As a limitation of this study, it should be noted that there is a lack of replication in the PGE and that plot errors and ‘fertilizer × liming’ interactions (=residual) could not be separated. Furthermore, biodiversity data were only available for a sub-set of years and plots. For this reason, our findings should be interpreted carefully and validated by further detailed analyses including prospective yield data, biodiversity surveys, and soil–climate measurements.

As possible features of future studies, meta-analyses of various grassland LTEs under different climate and site conditions may provide further valuable information about temporal trends in yield variance depending on agronomic management. In addition to retrospective analyses, grassland LTEs are also a valuable source for application of agroecosystem models to simulate grassland responses under contrasting soil conditions and under future climate scenarios (Qi et al. 2018), which should be addressed more in upcoming studies.

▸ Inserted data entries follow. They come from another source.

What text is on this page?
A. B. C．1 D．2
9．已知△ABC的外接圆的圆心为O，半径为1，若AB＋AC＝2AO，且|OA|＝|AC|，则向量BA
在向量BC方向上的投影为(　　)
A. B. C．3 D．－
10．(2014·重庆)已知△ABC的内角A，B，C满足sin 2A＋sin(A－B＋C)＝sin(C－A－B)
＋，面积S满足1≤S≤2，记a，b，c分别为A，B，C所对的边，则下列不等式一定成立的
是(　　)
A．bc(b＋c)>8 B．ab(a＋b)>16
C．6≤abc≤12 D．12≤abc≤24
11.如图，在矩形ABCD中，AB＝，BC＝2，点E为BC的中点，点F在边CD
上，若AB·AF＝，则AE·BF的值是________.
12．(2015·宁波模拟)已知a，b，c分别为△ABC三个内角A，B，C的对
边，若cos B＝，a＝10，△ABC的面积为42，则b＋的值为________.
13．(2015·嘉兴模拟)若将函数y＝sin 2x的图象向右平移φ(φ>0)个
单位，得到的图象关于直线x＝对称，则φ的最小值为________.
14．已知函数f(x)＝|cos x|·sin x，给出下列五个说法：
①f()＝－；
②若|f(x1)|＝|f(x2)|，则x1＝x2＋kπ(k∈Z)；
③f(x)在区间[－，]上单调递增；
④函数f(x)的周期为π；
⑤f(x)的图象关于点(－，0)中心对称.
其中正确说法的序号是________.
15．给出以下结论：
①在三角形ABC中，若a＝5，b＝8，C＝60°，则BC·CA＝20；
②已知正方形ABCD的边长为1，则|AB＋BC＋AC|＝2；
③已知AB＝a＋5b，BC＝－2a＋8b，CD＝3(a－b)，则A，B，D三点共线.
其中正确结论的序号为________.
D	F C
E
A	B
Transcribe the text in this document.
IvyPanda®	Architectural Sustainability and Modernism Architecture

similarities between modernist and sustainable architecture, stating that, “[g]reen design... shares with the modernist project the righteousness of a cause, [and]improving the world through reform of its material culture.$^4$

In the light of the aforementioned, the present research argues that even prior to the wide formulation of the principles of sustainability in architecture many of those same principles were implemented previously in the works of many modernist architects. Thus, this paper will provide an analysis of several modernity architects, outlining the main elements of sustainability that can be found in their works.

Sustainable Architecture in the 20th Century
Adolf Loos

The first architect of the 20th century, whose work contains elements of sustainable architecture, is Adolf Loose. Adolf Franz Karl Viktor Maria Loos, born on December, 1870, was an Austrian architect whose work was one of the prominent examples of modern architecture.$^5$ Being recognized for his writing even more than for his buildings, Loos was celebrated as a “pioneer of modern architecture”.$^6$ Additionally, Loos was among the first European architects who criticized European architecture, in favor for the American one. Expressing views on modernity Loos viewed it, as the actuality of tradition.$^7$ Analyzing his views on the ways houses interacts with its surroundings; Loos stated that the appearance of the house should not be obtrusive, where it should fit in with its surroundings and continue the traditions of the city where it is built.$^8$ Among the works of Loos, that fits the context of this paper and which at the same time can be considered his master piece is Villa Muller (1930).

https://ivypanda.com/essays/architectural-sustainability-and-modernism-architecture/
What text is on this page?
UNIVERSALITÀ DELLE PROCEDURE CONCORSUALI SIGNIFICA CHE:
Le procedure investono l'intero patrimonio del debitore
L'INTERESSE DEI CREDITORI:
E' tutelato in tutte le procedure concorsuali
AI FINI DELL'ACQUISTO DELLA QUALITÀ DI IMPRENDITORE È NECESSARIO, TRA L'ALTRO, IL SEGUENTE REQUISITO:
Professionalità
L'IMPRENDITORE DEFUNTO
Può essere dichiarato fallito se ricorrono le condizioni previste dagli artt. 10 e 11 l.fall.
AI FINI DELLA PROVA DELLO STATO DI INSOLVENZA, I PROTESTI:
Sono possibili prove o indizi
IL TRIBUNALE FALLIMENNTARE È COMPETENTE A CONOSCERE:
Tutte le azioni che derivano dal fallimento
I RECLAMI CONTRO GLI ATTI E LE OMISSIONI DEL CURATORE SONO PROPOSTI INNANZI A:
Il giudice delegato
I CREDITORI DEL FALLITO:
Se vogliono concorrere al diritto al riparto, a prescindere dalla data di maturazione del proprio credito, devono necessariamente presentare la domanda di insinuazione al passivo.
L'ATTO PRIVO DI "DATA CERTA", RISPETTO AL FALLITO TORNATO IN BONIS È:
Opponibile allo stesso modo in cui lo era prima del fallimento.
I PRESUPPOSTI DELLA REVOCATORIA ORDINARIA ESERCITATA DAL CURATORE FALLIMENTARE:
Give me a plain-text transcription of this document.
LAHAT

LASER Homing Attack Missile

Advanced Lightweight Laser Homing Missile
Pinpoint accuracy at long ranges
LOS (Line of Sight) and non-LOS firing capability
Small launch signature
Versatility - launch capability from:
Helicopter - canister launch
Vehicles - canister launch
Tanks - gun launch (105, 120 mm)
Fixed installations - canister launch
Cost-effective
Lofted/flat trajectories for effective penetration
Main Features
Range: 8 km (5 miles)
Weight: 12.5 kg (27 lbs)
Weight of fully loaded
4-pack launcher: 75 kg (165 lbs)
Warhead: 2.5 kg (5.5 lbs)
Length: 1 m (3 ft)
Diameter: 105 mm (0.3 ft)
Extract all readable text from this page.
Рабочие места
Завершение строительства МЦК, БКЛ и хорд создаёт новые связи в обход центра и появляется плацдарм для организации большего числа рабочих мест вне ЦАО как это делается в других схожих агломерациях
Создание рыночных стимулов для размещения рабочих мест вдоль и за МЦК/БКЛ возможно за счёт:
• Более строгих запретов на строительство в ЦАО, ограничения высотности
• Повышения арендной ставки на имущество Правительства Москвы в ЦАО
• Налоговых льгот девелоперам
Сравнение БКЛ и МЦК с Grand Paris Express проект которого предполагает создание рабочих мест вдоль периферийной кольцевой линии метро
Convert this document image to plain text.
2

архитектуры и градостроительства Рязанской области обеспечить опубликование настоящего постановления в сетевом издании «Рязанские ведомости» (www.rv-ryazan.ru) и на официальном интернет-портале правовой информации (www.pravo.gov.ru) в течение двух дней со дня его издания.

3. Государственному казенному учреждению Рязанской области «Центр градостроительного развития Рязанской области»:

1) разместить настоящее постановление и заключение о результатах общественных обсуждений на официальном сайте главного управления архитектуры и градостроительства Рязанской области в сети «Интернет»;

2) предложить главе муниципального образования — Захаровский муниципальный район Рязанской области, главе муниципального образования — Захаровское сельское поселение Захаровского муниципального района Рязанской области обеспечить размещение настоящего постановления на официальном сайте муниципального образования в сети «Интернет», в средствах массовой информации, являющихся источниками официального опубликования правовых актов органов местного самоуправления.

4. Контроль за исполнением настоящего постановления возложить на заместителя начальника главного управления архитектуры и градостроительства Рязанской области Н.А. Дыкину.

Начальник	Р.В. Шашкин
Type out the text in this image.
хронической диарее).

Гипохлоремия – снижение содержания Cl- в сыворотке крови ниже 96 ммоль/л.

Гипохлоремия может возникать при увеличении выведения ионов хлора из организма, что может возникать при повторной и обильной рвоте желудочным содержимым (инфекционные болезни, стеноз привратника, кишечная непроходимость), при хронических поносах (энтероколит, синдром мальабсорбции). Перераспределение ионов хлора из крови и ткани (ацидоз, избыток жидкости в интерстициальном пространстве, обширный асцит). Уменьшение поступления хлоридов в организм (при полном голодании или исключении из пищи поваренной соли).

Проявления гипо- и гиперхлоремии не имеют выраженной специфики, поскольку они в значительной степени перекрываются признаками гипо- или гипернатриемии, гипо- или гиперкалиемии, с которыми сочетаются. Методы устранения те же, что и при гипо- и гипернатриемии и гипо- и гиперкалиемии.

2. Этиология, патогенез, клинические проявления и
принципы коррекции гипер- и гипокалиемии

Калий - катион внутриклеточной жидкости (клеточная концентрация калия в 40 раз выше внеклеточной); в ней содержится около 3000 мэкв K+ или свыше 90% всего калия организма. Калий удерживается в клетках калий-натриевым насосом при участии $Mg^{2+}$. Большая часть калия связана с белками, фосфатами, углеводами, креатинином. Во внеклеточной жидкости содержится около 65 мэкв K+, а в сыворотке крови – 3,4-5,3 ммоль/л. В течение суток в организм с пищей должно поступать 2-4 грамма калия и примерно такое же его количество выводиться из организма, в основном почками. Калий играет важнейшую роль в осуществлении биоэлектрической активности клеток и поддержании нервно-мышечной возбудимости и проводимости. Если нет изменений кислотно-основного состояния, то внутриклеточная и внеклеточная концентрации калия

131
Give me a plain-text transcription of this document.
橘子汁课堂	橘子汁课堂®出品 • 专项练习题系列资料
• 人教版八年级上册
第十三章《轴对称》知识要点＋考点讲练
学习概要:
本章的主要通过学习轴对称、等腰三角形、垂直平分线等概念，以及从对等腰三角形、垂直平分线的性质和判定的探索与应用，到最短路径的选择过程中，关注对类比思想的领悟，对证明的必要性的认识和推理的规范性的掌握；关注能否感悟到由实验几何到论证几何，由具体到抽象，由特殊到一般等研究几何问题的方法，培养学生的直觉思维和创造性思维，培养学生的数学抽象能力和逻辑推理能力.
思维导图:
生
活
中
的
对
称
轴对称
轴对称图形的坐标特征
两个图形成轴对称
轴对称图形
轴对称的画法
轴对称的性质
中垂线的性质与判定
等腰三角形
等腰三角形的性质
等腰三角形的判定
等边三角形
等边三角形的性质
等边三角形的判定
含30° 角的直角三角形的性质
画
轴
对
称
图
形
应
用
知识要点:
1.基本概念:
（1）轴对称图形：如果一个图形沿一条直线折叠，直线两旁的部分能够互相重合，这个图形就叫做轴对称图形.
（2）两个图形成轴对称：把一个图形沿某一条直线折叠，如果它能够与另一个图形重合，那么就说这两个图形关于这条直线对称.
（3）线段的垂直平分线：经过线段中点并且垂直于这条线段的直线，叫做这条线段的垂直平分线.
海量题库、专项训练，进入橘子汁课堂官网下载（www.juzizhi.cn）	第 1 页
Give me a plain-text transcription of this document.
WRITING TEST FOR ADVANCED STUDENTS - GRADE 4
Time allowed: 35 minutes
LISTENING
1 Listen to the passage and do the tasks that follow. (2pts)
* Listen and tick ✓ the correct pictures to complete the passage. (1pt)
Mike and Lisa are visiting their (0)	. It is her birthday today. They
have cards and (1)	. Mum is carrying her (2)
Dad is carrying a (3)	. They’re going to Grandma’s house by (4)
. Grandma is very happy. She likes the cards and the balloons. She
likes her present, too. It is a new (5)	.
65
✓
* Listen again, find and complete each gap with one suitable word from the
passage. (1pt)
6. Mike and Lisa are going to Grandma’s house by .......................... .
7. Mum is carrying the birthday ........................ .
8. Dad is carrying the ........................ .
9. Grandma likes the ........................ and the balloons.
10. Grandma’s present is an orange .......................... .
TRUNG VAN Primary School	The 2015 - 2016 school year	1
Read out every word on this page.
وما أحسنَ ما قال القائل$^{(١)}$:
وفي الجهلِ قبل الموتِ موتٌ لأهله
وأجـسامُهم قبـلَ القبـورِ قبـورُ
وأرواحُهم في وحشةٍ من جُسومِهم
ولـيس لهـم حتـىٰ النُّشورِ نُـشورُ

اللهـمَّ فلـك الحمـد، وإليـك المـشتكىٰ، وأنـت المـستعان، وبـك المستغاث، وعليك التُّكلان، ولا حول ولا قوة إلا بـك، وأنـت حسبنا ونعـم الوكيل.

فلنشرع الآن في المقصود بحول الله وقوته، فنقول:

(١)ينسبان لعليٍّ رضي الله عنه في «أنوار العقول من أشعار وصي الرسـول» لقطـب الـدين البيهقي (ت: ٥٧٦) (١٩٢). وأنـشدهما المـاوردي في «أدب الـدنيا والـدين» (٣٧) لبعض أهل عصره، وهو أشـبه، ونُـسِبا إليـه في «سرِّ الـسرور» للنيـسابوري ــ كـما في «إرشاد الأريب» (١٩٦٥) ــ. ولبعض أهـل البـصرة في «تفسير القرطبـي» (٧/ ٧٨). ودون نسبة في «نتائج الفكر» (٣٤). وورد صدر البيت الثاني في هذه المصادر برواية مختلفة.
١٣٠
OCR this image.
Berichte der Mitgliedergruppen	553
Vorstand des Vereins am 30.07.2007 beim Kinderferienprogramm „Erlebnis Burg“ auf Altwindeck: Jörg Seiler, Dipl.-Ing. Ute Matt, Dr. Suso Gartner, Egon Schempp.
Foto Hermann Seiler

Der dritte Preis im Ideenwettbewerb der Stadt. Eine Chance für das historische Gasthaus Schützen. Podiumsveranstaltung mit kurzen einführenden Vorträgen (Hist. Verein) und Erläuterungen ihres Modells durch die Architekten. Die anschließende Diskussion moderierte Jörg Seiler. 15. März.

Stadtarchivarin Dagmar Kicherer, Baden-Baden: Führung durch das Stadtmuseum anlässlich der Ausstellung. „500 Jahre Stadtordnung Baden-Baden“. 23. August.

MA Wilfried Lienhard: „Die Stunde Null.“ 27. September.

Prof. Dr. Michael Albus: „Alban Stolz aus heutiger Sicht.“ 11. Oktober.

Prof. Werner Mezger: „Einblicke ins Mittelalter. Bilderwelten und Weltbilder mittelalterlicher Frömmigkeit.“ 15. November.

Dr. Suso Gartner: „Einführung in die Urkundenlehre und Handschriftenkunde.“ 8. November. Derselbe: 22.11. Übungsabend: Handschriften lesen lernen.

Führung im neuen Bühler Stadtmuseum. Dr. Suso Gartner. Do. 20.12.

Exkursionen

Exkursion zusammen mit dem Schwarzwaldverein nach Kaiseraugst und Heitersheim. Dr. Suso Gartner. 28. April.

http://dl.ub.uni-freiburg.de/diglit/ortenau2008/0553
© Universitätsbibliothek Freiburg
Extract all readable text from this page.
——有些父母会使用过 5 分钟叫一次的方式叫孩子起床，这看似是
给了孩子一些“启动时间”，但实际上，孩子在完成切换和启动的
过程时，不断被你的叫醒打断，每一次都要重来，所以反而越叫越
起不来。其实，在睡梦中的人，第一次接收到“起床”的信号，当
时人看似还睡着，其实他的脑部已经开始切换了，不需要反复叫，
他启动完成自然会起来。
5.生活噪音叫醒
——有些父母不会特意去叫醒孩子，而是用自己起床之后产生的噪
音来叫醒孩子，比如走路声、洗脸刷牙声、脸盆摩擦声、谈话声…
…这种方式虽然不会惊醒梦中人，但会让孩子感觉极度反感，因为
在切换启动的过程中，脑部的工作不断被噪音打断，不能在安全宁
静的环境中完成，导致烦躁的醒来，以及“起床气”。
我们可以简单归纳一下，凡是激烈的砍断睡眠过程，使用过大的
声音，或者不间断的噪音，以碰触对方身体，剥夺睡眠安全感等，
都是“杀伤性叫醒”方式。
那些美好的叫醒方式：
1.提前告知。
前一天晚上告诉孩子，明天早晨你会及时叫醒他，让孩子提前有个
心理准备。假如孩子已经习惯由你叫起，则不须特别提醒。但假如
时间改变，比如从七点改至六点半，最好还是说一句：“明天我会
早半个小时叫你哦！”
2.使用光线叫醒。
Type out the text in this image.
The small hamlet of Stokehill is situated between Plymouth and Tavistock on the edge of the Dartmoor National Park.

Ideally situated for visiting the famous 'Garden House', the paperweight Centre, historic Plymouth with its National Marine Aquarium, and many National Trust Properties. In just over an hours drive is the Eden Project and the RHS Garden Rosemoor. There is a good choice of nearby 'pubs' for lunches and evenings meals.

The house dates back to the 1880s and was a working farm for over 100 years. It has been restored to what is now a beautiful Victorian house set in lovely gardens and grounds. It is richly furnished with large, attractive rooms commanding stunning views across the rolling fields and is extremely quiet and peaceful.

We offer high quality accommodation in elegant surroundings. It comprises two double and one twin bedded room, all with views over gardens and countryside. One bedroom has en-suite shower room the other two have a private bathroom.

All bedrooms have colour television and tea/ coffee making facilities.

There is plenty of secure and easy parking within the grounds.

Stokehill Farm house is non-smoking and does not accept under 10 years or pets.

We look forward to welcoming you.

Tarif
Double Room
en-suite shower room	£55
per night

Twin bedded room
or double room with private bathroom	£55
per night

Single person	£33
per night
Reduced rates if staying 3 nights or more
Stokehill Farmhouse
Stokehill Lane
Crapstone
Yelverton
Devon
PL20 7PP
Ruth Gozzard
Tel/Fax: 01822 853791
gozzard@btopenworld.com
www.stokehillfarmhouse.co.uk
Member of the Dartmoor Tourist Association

Overall, the analysis of long-term grassland experiments, like this study based on the PGE, could help to improve the climate resilience and sustainability of grassland systems by identifying climatic drivers and optimizing the agronomic management accordingly. In particular, the application of the new designed criss-cross regression approach, in which the environmental mean was modeled using the selected environmental abiotic covariates, allows the assessment of the yield sensitivity (or responsiveness) to changes in climatic conditions. The application of this criss-cross regression approach in other agro-ecological trials could help to identify climatic drivers of production risk and to derive agronomic management strategies for improving the climate resilience of cropping systems. This will become increasingly important for stable agricultural production in the face of climate change and the associated growing risk for abiotic stresses.